The humour that comes across when I tell the story of bad dates, investor ignorance, a private party with fur and leather clad drag fashionistas and the logistical nightmare of completing my only race this year is lost without the hand gestures and convulsive spitting.
But then again this is with hindsight and not how it felt throughout the process. In the midst of it all was anger and disappointment. In fact, the initial title of this blog was “A Lesson in Disappointment” but that was very much centred around my initial reaction to the events. Sort of like responding too quickly to an angry email; just don’t. Draft it, sleep on it, re-read it, re-write it, send it.
So here I am, not disappointed but feeling validated. A sense of validation that comes from conviction, commitment and experience.
The week began with yet another investor meeting.
Getting the right partners on board for my new venture (a socially aware for-profit lending institution in Ghana) is crucial – it is not just about the money but about strategic relationships. It has been a mixed sell, people love it or hate it, as is to be expected. Private investors look at it from both an economic and social returns perspective, institutional investors want me to tone down the social angle whereas social venture funds/DFIs want me to emphasise on the developmental impact angle.
This investor meeting was something else though. An astute businessman who has invested heavily on the continent, with an intact reputation and a wonderful demeanor, I was excited to get him on board. The meeting did not go as expected as I was summoned for an altogether different reason; to be offered a job at a competitor that was in operational trouble to help turn the venture around.
I left the meeting a little angry, reminding myself of a conversation I had with a friend almost ten years ago where he said that the most important thing in life is to “understand your intellectual responsibility”. I had left a job in London for a reason, to find purpose.
The week continued to build, ending on Sunday, when I competed in my first and only race of the year. A year I have taken off racing to build a new career.
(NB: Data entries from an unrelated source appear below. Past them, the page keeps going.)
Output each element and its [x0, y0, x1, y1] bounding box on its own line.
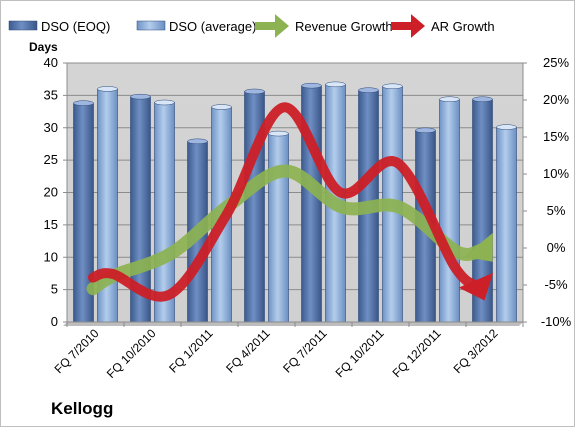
bar-cap — [415, 127, 436, 134]
x-tick-label: FQ 10/2011 — [333, 326, 387, 380]
y-left-tick-label: 0 — [51, 314, 58, 329]
y-left-tick-label: 40 — [44, 55, 58, 70]
bar-cap — [472, 96, 493, 103]
x-tick-label: FQ 7/2010 — [52, 326, 102, 376]
x-tick-label: FQ 3/2012 — [451, 326, 501, 376]
bar-cap — [244, 88, 265, 95]
legend-dso-eoq-label: DSO (EOQ) — [41, 19, 110, 34]
y-right-tick-label: 25% — [543, 55, 569, 70]
y-left-tick-label: 20 — [44, 185, 58, 200]
bar-cap — [73, 100, 94, 106]
plot-floor — [63, 322, 523, 326]
bar-cap — [211, 104, 232, 110]
ar-growth-line-arrowhead — [458, 272, 494, 301]
y-left-tick-label: 30 — [44, 120, 58, 135]
x-tick-label: FQ 12/2011 — [390, 326, 444, 380]
y-right-tick-label: 10% — [543, 166, 569, 181]
bar-cap — [382, 83, 403, 90]
bar-cap — [154, 99, 175, 106]
y-right-tick-label: -10% — [541, 314, 572, 329]
bar-cap — [325, 81, 346, 88]
bar-cap — [97, 86, 118, 92]
y-left-tick-label: 5 — [51, 282, 58, 297]
legend-revenue-growth-label: Revenue Growth — [295, 19, 393, 34]
y-left-axis-label: Days — [29, 40, 58, 54]
y-left-tick-label: 15 — [44, 217, 58, 232]
y-left-tick-label: 35 — [44, 87, 58, 102]
x-tick-label: FQ 7/2011 — [280, 326, 330, 376]
revenue-growth-line-arrowhead — [464, 232, 493, 262]
ar-growth-line — [88, 102, 484, 302]
y-left-tick-label: 25 — [44, 152, 58, 167]
y-right-tick-label: 0% — [547, 240, 566, 255]
legend-ar-growth-arrowhead — [411, 14, 425, 38]
x-tick-label: FQ 4/2011 — [223, 326, 273, 376]
bar-dso-average — [268, 133, 289, 323]
legend-ar-growth-label: AR Growth — [431, 19, 495, 34]
legend-revenue-growth-arrowhead — [275, 14, 289, 38]
legend-dso-average-label: DSO (average) — [169, 19, 256, 34]
y-right-tick-label: 15% — [543, 129, 569, 144]
bar-cap — [439, 96, 460, 103]
x-tick-label: FQ 1/2011 — [166, 326, 216, 376]
company-name: Kellogg — [51, 399, 114, 418]
y-right-tick-label: -5% — [544, 277, 568, 292]
bar-cap — [358, 87, 379, 93]
bar-dso-average — [439, 98, 460, 323]
bar-dso-average — [496, 126, 517, 323]
bar-cap — [496, 124, 517, 130]
legend-dso-eoq-swatch — [8, 20, 38, 31]
bar-cap — [187, 138, 208, 145]
bar-cap — [130, 93, 151, 100]
y-left-tick-label: 10 — [44, 249, 58, 264]
bar-cap — [301, 82, 322, 89]
y-right-tick-label: 20% — [543, 92, 569, 107]
y-right-tick-label: 5% — [547, 203, 566, 218]
bar-cap — [268, 130, 289, 137]
legend-dso-average-swatch — [136, 20, 166, 31]
x-tick-label: FQ 10/2010 — [104, 326, 159, 381]
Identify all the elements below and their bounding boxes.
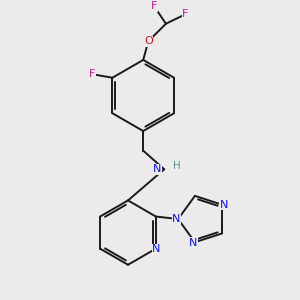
Text: N: N — [172, 214, 181, 224]
Text: N: N — [189, 238, 197, 248]
Text: O: O — [144, 36, 153, 46]
Text: H: H — [173, 161, 180, 171]
Text: N: N — [220, 200, 228, 210]
Text: F: F — [182, 9, 189, 19]
Text: N: N — [152, 244, 161, 254]
Text: F: F — [151, 1, 157, 11]
Text: F: F — [88, 69, 95, 79]
Text: N: N — [153, 164, 161, 174]
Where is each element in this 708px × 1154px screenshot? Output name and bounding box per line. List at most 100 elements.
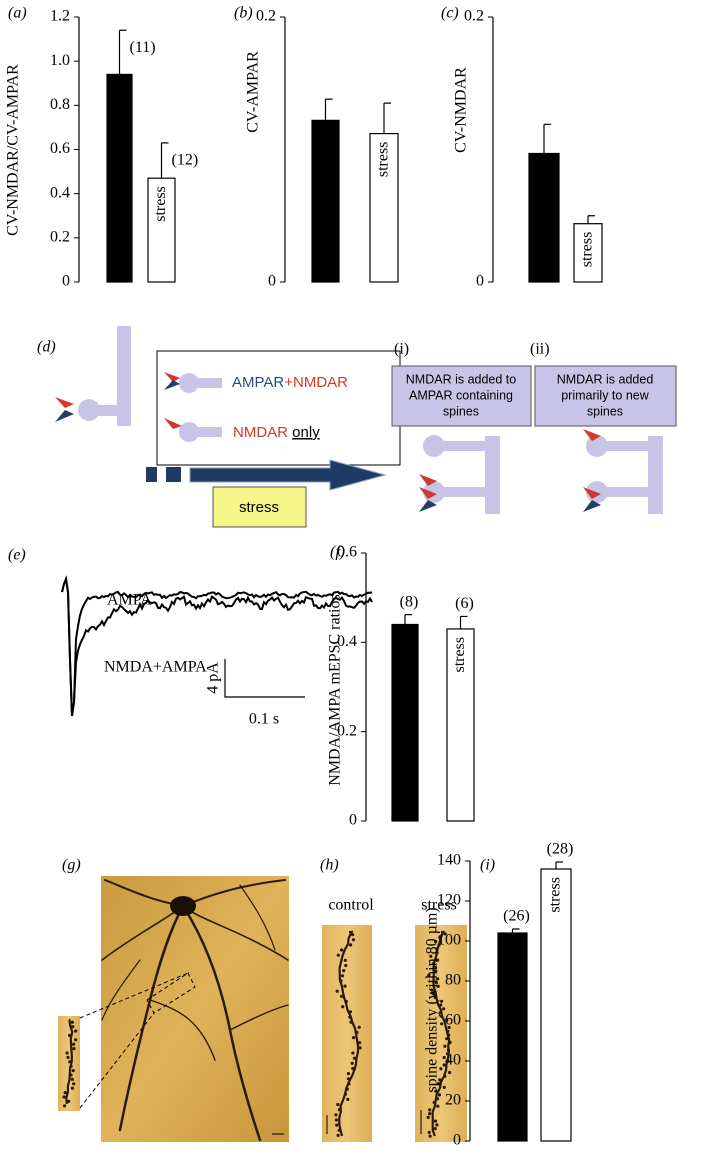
y-tick-label: 80 — [445, 972, 461, 989]
spine-neck — [599, 441, 649, 451]
count-annotation: (8) — [400, 593, 419, 610]
outcome-text: NMDAR is added — [557, 372, 654, 386]
zoom-box — [146, 972, 196, 1014]
spine — [345, 1087, 349, 1091]
outcome-text: NMDAR is added to — [406, 372, 517, 386]
scale-label: 0.1 s — [249, 711, 279, 728]
spine — [337, 1108, 341, 1112]
column-label: stress — [421, 897, 457, 914]
y-tick-label: 1.2 — [50, 8, 70, 25]
spine — [352, 1036, 356, 1040]
error-bar — [555, 861, 563, 869]
process-box — [212, 486, 307, 528]
panel-label: (d) — [37, 339, 56, 356]
bar — [446, 628, 475, 822]
dendrite — [149, 999, 216, 1061]
spine — [427, 973, 431, 977]
spine-neck — [436, 441, 486, 451]
bar-chart: (f) NMDA/AMPA mEPSC ratios 0 0.2 0.4 0.6 contr… — [327, 544, 475, 829]
error-bar — [587, 215, 595, 224]
y-tick-label: 140 — [437, 852, 461, 869]
y-tick-label: 20 — [445, 1092, 461, 1109]
spine-head — [179, 422, 199, 442]
dendrite — [485, 436, 500, 514]
spine — [344, 963, 348, 968]
panel-label: (c) — [441, 5, 459, 22]
spine — [447, 1033, 451, 1037]
y-tick-label: 60 — [445, 1012, 461, 1029]
spine — [446, 1059, 450, 1063]
bar — [497, 932, 528, 1142]
spine — [66, 1055, 70, 1059]
spine — [336, 953, 340, 957]
bar-chart: (c) CV-NMDAR 0 0.2 control stress — [441, 5, 603, 290]
y-tick-label: 40 — [445, 1052, 461, 1069]
spine-neck — [599, 487, 649, 497]
nmdar-arrow — [583, 429, 601, 441]
spine — [67, 1099, 71, 1103]
dash — [146, 467, 157, 482]
spine — [336, 1133, 340, 1137]
spine — [350, 1061, 354, 1065]
spine-neck — [188, 378, 222, 388]
bar — [311, 119, 340, 283]
bar — [147, 177, 176, 283]
trace-ampa — [61, 575, 373, 717]
trace-label: AMPA — [107, 592, 152, 609]
y-axis-label: spine density (within 80 µm) — [424, 907, 441, 1092]
scale-bar — [224, 659, 305, 698]
y-tick-label: 0.6 — [50, 140, 70, 157]
spine — [445, 1037, 449, 1041]
spine — [71, 1069, 75, 1073]
category-label: control — [503, 940, 520, 986]
nmdar-arrow — [55, 397, 74, 408]
y-axis-label: NMDA/AMPA mEPSC ratios — [327, 594, 344, 785]
spine — [434, 1089, 438, 1093]
zoom-line — [79, 972, 189, 1019]
spine — [65, 1051, 69, 1055]
spine — [337, 1128, 341, 1132]
error-bar — [324, 98, 333, 121]
spine — [434, 981, 438, 985]
process-arrow — [189, 459, 387, 491]
nmdar-arrow — [164, 372, 180, 382]
soma — [170, 896, 196, 916]
y-tick-label: 0.4 — [337, 633, 357, 650]
spine — [436, 984, 440, 988]
bar — [540, 868, 572, 1142]
spine — [442, 1055, 446, 1060]
legend-box — [156, 350, 401, 466]
spine — [343, 1092, 347, 1096]
y-tick-label: 0 — [349, 812, 357, 829]
outcome-label: (ii) — [530, 341, 550, 358]
spine — [70, 1020, 74, 1024]
spine — [344, 999, 348, 1004]
y-tick-label: 0 — [476, 273, 484, 290]
bar — [391, 623, 419, 822]
outcome-text: spines — [443, 404, 479, 418]
y-tick-label: 100 — [437, 932, 461, 949]
bar-chart: (i) spine density (within 80 µm) 0 20 40 60 80… — [424, 841, 574, 1149]
spine — [69, 1064, 73, 1068]
spine — [437, 943, 441, 947]
spine — [68, 1033, 72, 1037]
spine — [433, 966, 438, 970]
micrograph — [415, 925, 467, 1142]
spine — [341, 1005, 345, 1009]
spine — [439, 1067, 443, 1071]
spine — [342, 969, 346, 973]
spine — [334, 1113, 338, 1117]
bar-chart: (b) CV-AMPAR 0 0.2 control stress — [234, 5, 399, 290]
dendrite — [117, 326, 131, 426]
spine — [346, 1077, 351, 1081]
count-annotation: (6) — [455, 595, 474, 612]
dendrite — [338, 930, 360, 1137]
ampar-arrow — [419, 500, 437, 512]
spine — [426, 1115, 430, 1119]
spine — [442, 1007, 446, 1011]
spine — [438, 1078, 442, 1082]
spine — [432, 1100, 436, 1104]
outcome-text: AMPAR containing — [409, 388, 513, 402]
nmdar-arrow — [419, 487, 437, 499]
The odds were against me: no training, cold (9 degC to be precise), poor sleep in the lead-up, you name what’s bad for racing and I was guaranteed to have done it. But none of that mattered as I had a decent race in the end and it all came down to experience. It wasn’t a PB swim, it wasn’t a PB bike and it wasn’t a PB run but overall, it was a PB.
As the week came to end an, the doubts that I had with racing after a year-long hiatus, my ability to sell my vision to others and the determination to stick to the path I voluntarily chose has become more clear.
I cannot give up my values and I must remain determined to see through my choices of 2012. Everything that fits around these choices, like training, was been put on pause with very little impact on my long-term aspirations.